How to limit a opamp's output?

Thread Starter

pedroca1

Joined Oct 9, 2016
2
Hi everyone,

I have a signal (called Y) that is a sawtooth wave and goes to 5V to -5V. I also have a temperature sensor (called T) that spits two values: 6V or 0V. When T = 6V, that signal Y must be 0 and when T = 0V, Y should remain unchanged!
My professor gave us this challenge and we can only use opamps and resistors... I have thought to use a comparator opamp and use Vcc+ = GND and Vcc- = Y, but I can't do this because Y isn't a constant voltage.
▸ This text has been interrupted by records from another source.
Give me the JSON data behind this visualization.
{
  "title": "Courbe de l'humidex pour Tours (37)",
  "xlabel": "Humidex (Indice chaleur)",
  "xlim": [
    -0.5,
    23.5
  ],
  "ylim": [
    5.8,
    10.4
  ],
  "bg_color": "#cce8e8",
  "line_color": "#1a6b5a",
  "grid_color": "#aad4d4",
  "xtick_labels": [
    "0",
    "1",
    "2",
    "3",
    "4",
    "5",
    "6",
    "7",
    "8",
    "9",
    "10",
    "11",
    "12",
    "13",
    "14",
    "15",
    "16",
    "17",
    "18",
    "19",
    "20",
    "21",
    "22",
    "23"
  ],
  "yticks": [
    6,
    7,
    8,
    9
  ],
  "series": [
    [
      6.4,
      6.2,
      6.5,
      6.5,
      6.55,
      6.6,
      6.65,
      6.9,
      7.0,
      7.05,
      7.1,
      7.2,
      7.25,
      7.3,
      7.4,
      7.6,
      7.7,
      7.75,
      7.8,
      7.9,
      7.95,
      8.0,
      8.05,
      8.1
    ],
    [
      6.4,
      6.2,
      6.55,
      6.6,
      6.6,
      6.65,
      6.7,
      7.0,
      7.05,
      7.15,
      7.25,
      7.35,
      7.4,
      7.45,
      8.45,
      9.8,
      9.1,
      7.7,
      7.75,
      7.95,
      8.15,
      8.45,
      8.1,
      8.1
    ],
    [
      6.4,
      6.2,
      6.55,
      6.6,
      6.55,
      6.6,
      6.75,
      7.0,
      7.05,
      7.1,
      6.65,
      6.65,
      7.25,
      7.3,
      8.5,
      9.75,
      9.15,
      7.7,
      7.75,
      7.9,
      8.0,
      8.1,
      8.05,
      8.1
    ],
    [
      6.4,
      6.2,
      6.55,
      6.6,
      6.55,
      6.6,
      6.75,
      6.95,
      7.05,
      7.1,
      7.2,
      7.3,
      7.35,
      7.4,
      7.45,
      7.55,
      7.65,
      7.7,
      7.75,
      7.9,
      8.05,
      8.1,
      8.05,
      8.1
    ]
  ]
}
That is the only thing I could think to solve this challenge...
I want to limit Y's wave using T, how can I do this?
 

Alec_t

Joined Sep 17, 2013
14,329
Welcome to AAC!
The moderators will probably move this thread to the 'Homework help' forum where it belongs.
Do you have dual-polarity supplies available for the opamp/comparator?
 

shteii01

Joined Feb 19, 2010
4,644
I think you have to build a logic gate.

For example. If you use good rail to rail op amp. You use output of sensor T as power source for the op amp that is configured as buffer.

For example.
Put NOT gate between T and positive power supply of the buffer op amp. When T is 6 volts (I assume Logic 1), the output of NOT gate will be 0 volts (Logic 0). Then you feed the output of NOT gate to the positive power supply of buffer op amp, right now this is 0 volts. Since the positive power supply of the buffer op amp is 0 volts, the positive portion of sawtooth wave will be destroyed and you will see just the 0 volt flat line, in other words a positive portion of Y will be 0 like you want. The negative portion of swatooth wave will still be present because we did not modify the negative supply of the op amp.

Bottom line. The way I see this working is that you pass signal Y though buffer op amp, and you switch the buffer op amp On and Off based on the output of sensor T.